Game-changers Come In Many Forms
If there has been one consistent thing in my life, I would say that I have ALWAYS been gifted with phenomenal teachers and mentors. When I was in my twenties as a young and wide-eyed yogi, I was introduced to a man that spoke with charisma and humor. He had the rare ability to hold my attention, but my favorite thing about him was as if he knew what I needed to hear. He was bold in his delivery, and he spoke the truth. To this day, he is one of my favorite teachers, Dr. Wayne Dyer. I'll never forget what he said. "The difference between illness and wellness is the spelling.' illness begins with "I" and wellness begins with we.
I never forgot it; it is one of those quotes that have lived in my solar plexus for years. I understood it then in my mind but not at the level of my soul or the way I do today.
Trauma doesn't happen because we go through hard things; trauma happens when we go through hard things alone.
As a teacher and coach for over 23 years, I can't even begin to count how many times I have heard someone apologizing for their tears or feeling shame or disappointment about not constantly feeling happy.
Many of us never really learned how to accept, feel or process things like anger, sadness, fear, rage, disappointment, and grief. So every time we say, "I don't want to feel this," or whenever we think what we are feeling is wrong, we recreate and expose the trauma of what it is to abandon our bodies and ourselves when we feel these parts of our hearts.
One definition of trauma is disconnection from ourselves. We disconnect from ourselves because we feel it's too painful to be ourselves.
Game-changers come in many forms, and the game-changer I want to talk to you about today is my experience of spending a year and a half in trauma therapy, specifically brainspotting.
I say all the time that one of my favorite people to have spent time within 2020 and 2021 was my trauma therapist. She and I barely talked. Of course, we did a little bit, but mostly she sat with me and witnessed me while I felt all the things I needed to feel but couldn't alone or didn't know how to or didn't have the skill.
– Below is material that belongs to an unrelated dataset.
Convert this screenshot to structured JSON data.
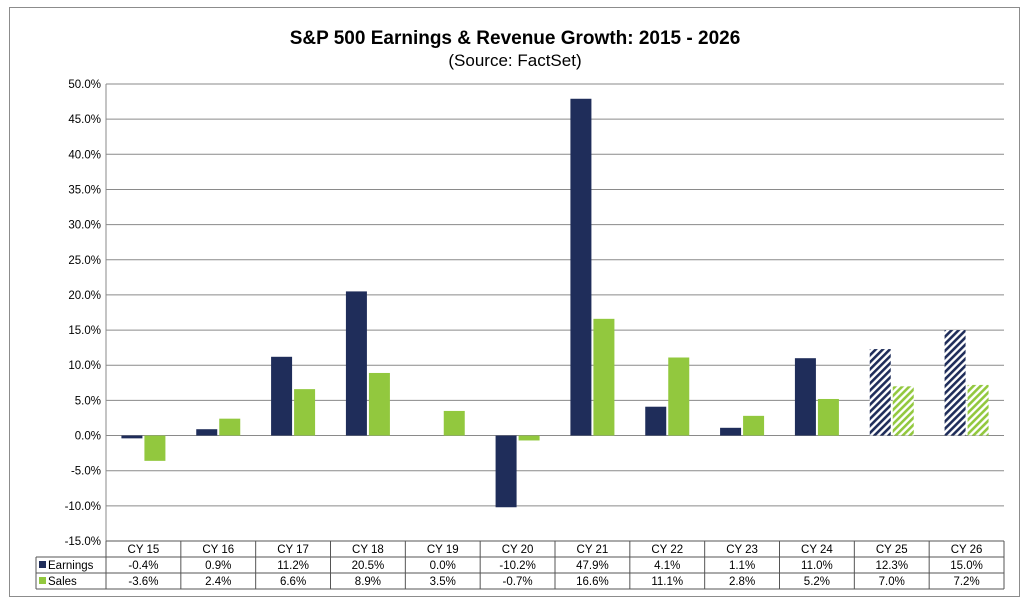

She would always say, Diana, your brain will heal when you finally let yourself feel this, and she encouraged me to scream, cry, feel sadness, rage, or whatever it was, and she made me feel like I was normal, that it was ok and she always understood. She validated my journey; she never tried to end it. I didn't notice immediately, but she eventually taught me how to be with myself in the most authentic way. She taught me how to feel, and she taught me how to love myself truly.
Love isn't the absence of all the other emotions; it's the inclusion of all of them.